An ecological and behavioural approach was used to investigate links among populations of the edible jellyfish, Catostylus mosaicus, in estuaries in New South Wales, Australia. Specific aims were to: (1) describe the life history to identify stages when dispersal may occur (2) examine patterns of recruitment and abundance at multiple spatial and temporal scales to investigate the degree of synchrony among estuaries separated by a range of distances (10s to 100s of kilometres); (3) investigate the role of physical forcing in determining patterns of abundance and recruitment; (4) investigate the swimming ability of medusae across a range of size classes and determine growth rates of medusae;

The life history consisted of an alternation between a sexual, medusoid stage and an asexual, polypoid stage, and was similar to that described for other members of the order Rhizostomeae.
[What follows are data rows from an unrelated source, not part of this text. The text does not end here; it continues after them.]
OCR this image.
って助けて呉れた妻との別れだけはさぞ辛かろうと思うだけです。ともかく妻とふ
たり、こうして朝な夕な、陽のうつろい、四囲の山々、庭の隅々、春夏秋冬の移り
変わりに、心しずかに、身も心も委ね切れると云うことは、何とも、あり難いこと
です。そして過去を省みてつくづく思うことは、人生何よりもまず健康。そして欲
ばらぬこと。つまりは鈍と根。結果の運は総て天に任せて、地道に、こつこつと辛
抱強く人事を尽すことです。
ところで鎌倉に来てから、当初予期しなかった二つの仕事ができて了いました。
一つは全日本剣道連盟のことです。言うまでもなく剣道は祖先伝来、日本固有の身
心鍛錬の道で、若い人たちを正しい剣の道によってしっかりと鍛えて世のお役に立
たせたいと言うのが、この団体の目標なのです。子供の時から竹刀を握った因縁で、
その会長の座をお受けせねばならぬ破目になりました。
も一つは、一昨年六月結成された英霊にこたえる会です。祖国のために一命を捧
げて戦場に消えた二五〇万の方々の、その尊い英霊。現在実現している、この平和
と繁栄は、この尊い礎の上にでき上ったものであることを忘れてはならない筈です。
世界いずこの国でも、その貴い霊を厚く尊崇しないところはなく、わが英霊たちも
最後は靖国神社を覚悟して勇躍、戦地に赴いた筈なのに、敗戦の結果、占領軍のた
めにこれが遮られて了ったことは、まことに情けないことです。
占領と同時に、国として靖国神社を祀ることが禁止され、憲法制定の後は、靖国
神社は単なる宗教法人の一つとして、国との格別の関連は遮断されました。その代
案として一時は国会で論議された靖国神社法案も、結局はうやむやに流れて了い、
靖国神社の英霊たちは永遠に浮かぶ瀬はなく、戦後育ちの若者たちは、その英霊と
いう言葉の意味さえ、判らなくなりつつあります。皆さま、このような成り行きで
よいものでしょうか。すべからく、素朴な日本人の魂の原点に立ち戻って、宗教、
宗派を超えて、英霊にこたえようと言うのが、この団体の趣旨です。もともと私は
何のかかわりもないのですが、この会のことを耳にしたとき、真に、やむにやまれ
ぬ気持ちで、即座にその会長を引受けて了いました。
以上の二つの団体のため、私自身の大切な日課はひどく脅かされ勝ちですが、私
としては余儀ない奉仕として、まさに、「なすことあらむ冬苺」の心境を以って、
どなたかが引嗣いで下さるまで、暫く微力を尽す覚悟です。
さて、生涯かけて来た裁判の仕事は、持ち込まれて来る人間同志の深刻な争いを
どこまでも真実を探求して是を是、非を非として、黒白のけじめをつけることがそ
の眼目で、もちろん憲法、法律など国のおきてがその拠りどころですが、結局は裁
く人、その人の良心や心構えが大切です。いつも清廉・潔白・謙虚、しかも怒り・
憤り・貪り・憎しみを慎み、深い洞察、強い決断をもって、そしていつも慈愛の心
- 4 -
In the laboratory, larvae settled on glass, shell, sandstone and wood approximately four days after collection from the adults and metamorphosed into four-tentacled polyps. Polyps strobilated when they had between 12 and 20 tentacles, approximately 15 days after settlement. Ephyrae were raised for one month and were observed developing oral arms. Jellyfish may disperse during any of the pelagic stages of the life history. However, larvae were brooded, were negatively buoyant and had a relatively rapid rate of settlement, indicating that dispersal was most likely to occur during the ephyral or medusoid stages.

Variation in abundance and recruitment were studied in six estuaries separated by distances ranging from 70 to 800km. Patterns of abundance differed greatly among estuaries and the rank abundance among estuaries changed on five out of six times sampling was done. Great variation in the timing of recruitment was also observed among estuaries. Variation in abundance and recruitment were as extreme among nearby estuaries as distant ones. This suggested that factors operating at the scale of individual estuaries were responsible for determining patterns of abundance and timing of recruitment. Temperature and salinity within individual estuaries appeared to fluctuate within ranges commonly considered to be non-lethal for medusae and the occurrence of medusae at a location did not appear to be determined by temperature or salinity. There was a trend for medusae to be found in highest abundances at sites in the inner areas of estuaries, usually close to riverine influence. Maintenance in the inner-estuary may minimise the likelihood of advection from an estuary. Detailed sampling over 2.7 years at two locations showed contrasting patterns of abundance. At Botany Bay, patterns of abundance among seasons varied between years, however, at Lake Illawarra, there appeared to be a consistent seasonal trend for medusae to be most abundant between March and July. Recruitment was monitored over a period of nine years in Botany Bay and recruitment most frequently occurred between December and July. Although there was some concordance between peaks in recruitment and rainfall there was no significant correlation between these variables.

Medusae were capable swimmers and large medusae could swim at rates exceeding 8m min-1. Swimming may aid medusae in maintaining themselves in the upper-reaches of estuaries. Small medusae could grow at rates of up to 5mm day-1 but the rate of growth decreased as medusae grew larger. A rapid growth rate would enable small medusae to quickly attain a size and swimming ability that would reduce the risk of them being advected to coastal waters.

Variation in patterns of abundance and recruitment suggested regulation by processes occurring at the scale of individual estuaries and, combined with a relatively strong swimming ability and rapid growth rate, supported a model of population retention within estuaries. Populations within individual estuaries, therefore, correspond to fishery stock units.